Modi’s remarks to a meeting of leaders from the BRICS - which include Brazil, Russia, China and South Africa - escalated his diplomatic drive to isolate Pakistan, which India accuses of sponsoring cross-border terrorism.
Tension between the nuclear-armed neighbours has escalated since a Sept. 18 attack on an army base in Kashmir, near the disputed frontier with Pakistan, killed 19 Indian soldiers in the worst such assault in 14 years.
India later said it had carried out retaliatory “surgical strikes” across the de facto border that inflicted significant casualties. Pakistan denied any role in the attack on the Uri army base, and said the Indian operation had not even happened, dismissing it as typical cross-border firing.
“In our own region, terrorism poses a grave threat to peace, security and development,” Modi said in his remarks to BRICS leaders who met at a resort hotel in the western state of Goa.
“Tragically, the mother-ship of terrorism is a country in India’s neighbourhood,” the 66-year-old prime minister said, without directly naming Pakistan, in a series of tweets issued by the foreign ministry.
No immediate reaction was available from Pakistan’s foreign ministry.

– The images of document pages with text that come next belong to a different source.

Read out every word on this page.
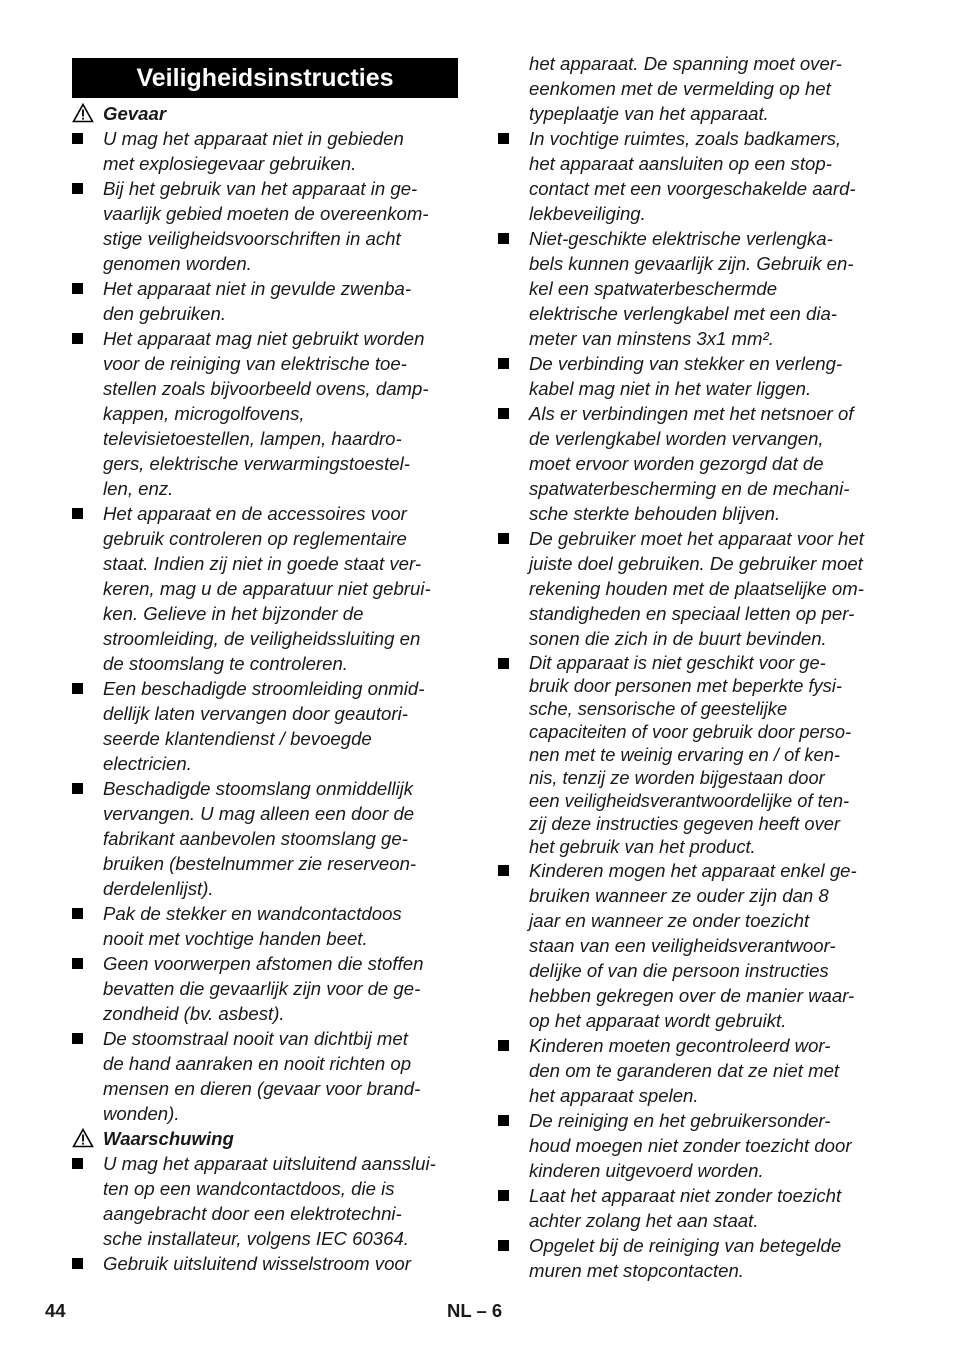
Veiligheidsinstructies
Gevaar
U mag het apparaat niet in gebieden
met explosiegevaar gebruiken.
Bij het gebruik van het apparaat in ge-
vaarlijk gebied moeten de overeenkom-
stige veiligheidsvoorschriften in acht
genomen worden.
Het apparaat niet in gevulde zwenba-
den gebruiken.
Het apparaat mag niet gebruikt worden
voor de reiniging van elektrische toe-
stellen zoals bijvoorbeeld ovens, damp-
kappen, microgolfovens,
televisietoestellen, lampen, haardro-
gers, elektrische verwarmingstoestel-
len, enz.
Het apparaat en de accessoires voor
gebruik controleren op reglementaire
staat. Indien zij niet in goede staat ver-
keren, mag u de apparatuur niet gebrui-
ken. Gelieve in het bijzonder de
stroomleiding, de veiligheidssluiting en
de stoomslang te controleren.
Een beschadigde stroomleiding onmid-
dellijk laten vervangen door geautori-
seerde klantendienst / bevoegde
electricien.
Beschadigde stoomslang onmiddellijk
vervangen. U mag alleen een door de
fabrikant aanbevolen stoomslang ge-
bruiken (bestelnummer zie reserveon-
derdelenlijst).
Pak de stekker en wandcontactdoos
nooit met vochtige handen beet.
Geen voorwerpen afstomen die stoffen
bevatten die gevaarlijk zijn voor de ge-
zondheid (bv. asbest).
De stoomstraal nooit van dichtbij met
de hand aanraken en nooit richten op
mensen en dieren (gevaar voor brand-
wonden).
Waarschuwing
U mag het apparaat uitsluitend aansslui-
ten op een wandcontactdoos, die is
aangebracht door een elektrotechni-
sche installateur, volgens IEC 60364.
Gebruik uitsluitend wisselstroom voor
het apparaat. De spanning moet over-
eenkomen met de vermelding op het
typeplaatje van het apparaat.
In vochtige ruimtes, zoals badkamers,
het apparaat aansluiten op een stop-
contact met een voorgeschakelde aard-
lekbeveiliging.
Niet-geschikte elektrische verlengka-
bels kunnen gevaarlijk zijn. Gebruik en-
kel een spatwaterbeschermde
elektrische verlengkabel met een dia-
meter van minstens 3x1 mm².
De verbinding van stekker en verleng-
kabel mag niet in het water liggen.
Als er verbindingen met het netsnoer of
de verlengkabel worden vervangen,
moet ervoor worden gezorgd dat de
spatwaterbescherming en de mechani-
sche sterkte behouden blijven.
De gebruiker moet het apparaat voor het
juiste doel gebruiken. De gebruiker moet
rekening houden met de plaatselijke om-
standigheden en speciaal letten op per-
sonen die zich in de buurt bevinden.
Dit apparaat is niet geschikt voor ge-
bruik door personen met beperkte fysi-
sche, sensorische of geestelijke
capaciteiten of voor gebruik door perso-
nen met te weinig ervaring en / of ken-
nis, tenzij ze worden bijgestaan door
een veiligheidsverantwoordelijke of ten-
zij deze instructies gegeven heeft over
het gebruik van het product.
Kinderen mogen het apparaat enkel ge-
bruiken wanneer ze ouder zijn dan 8
jaar en wanneer ze onder toezicht
staan van een veiligheidsverantwoor-
delijke of van die persoon instructies
hebben gekregen over de manier waar-
op het apparaat wordt gebruikt.
Kinderen moeten gecontroleerd wor-
den om te garanderen dat ze niet met
het apparaat spelen.
De reiniging en het gebruikersonder-
houd moegen niet zonder toezicht door
kinderen uitgevoerd worden.
Laat het apparaat niet zonder toezicht
achter zolang het aan staat.
Opgelet bij de reiniging van betegelde
muren met stopcontacten.
44	NL – 6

Modi’s posturing overshadowed the gathering of leaders of a group originally set up to boost economic cooperation. It followed a productive bilateral summit with President Vladimir Putin of Russia on Saturday (15) that yielded billions of dollars in defence and energy deals.
The BRICS leaders had donned brightly coloured sleeveless jackets, of a style made popular byIndia’s first post-independence leader Jawaharlal Nehru, for an informal dinner on Saturday evening.

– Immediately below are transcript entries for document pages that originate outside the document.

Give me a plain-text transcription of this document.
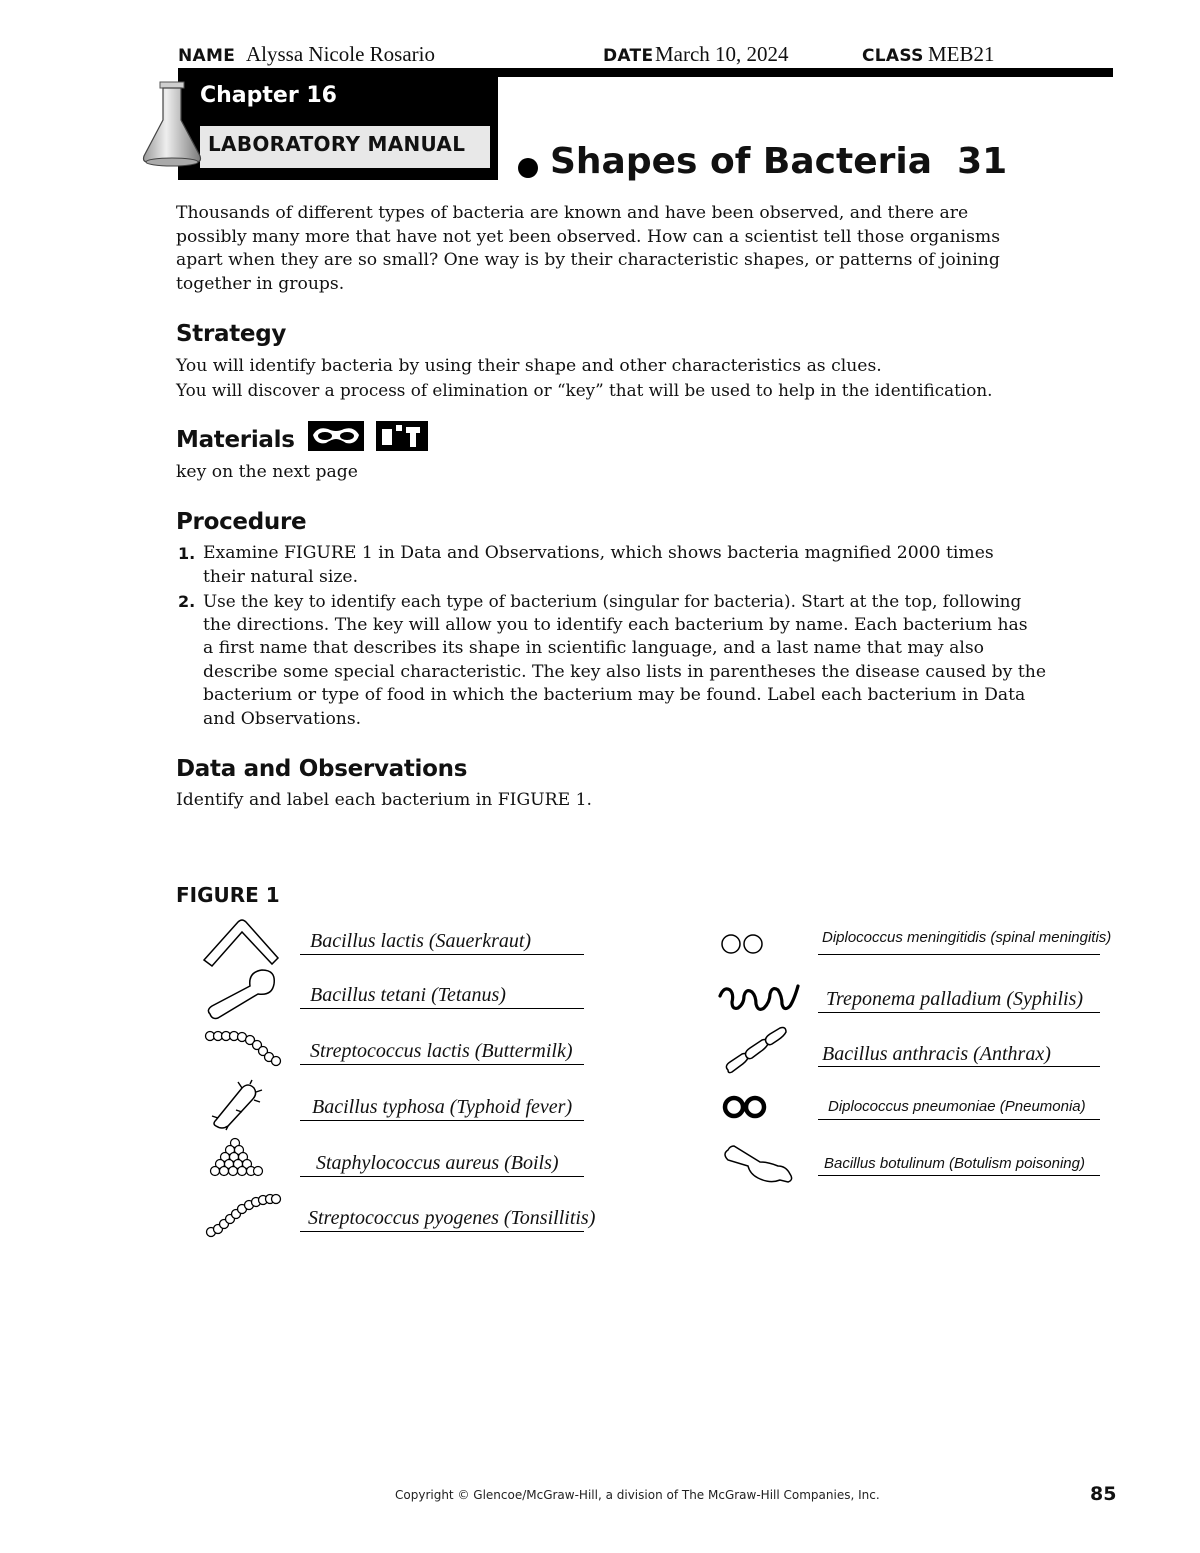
NAME Alyssa Nicole Rosario	DATE March 10, 2024	CLASS MEB21
Chapter 16
LABORATORY MANUAL Shapes of Bacteria 31
Thousands of different types of bacteria are known and have been observed, and there are
possibly many more that have not yet been observed. How can a scientist tell those organisms
apart when they are so small? One way is by their characteristic shapes, or patterns of joining
together in groups.
Strategy
You will identify bacteria by using their shape and other characteristics as clues.
You will discover a process of elimination or “key” that will be used to help in the identification.
Materials
key on the next page
Procedure
1. Examine FIGURE 1 in Data and Observations, which shows bacteria magnified 2000 times
their natural size.
2. Use the key to identify each type of bacterium (singular for bacteria). Start at the top, following
the directions. The key will allow you to identify each bacterium by name. Each bacterium has
a first name that describes its shape in scientific language, and a last name that may also
describe some special characteristic. The key also lists in parentheses the disease caused by the
bacterium or type of food in which the bacterium may be found. Label each bacterium in Data
and Observations.
Data and Observations
Identify and label each bacterium in FIGURE 1.
FIGURE 1
Bacillus lactis (Sauerkraut)
Bacillus tetani (Tetanus)
Streptococcus lactis (Buttermilk)
Bacillus typhosa (Typhoid fever)
Staphylococcus aureus (Boils)
Streptococcus pyogenes (Tonsillitis)
Diplococcus meningitidis (spinal meningitis)
Treponema palladium (Syphilis)
Bacillus anthracis (Anthrax)
Diplococcus pneumoniae (Pneumonia)
Bacillus botulinum (Botulism poisoning)
Copyright © Glencoe/McGraw-Hill, a division of The McGraw-Hill Companies, Inc.	85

They were due later on Sunday to hold an outreach session with leaders from a little-known group of countries from the Bay of Bengal region whose key attribute, from India’s point of view, is that Pakistan is not a member.
Modi’s hard line against Pakistan marks a departure from India’s tradition of strategic restraint, and New Delhi has won expressions of support from both the West and Russia over the army base attack.
Yet China, a longstanding ally of Pakistan that plans to build a $46 billion (£38 billion) export corridor, has shown public restraint.
Modi and President Xi Jinping also held a bilateral meeting on Saturday and the accounts of their conversation emerging from both sides pointed to key differences of opinion.
In one remark reported by the state Xinhua news agency, Xi said that China and India should “support each other in participating in regional affairs and enhance cooperation within multilateral frameworks”.
The dispatch went on to refer to the South Asian Association for Regional Cooperation (SAARC). This grouping includes Pakistan, which was to have hosted a summit in November that collapsed after India and other members pulled out.
The final BRICS summit declaration was expected to repeat earlier condemnations of “terrorism in all its forms”, say diplomats and analysts, but avoid levelling blame over tensions between India and Pakistan.
“Modi is aware that such language wouldn’t get the consensus necessary to make it into the final communique. Including it in his speech ensures it gets wide circulation anyway,” said South Asia expert Shashank Joshi.
“So far, we haven’t seen any indication at all that China is softening its public support for Pakistan. India did not expect differently,” added Joshi, a senior research fellow at the Royal United Services Institute in London.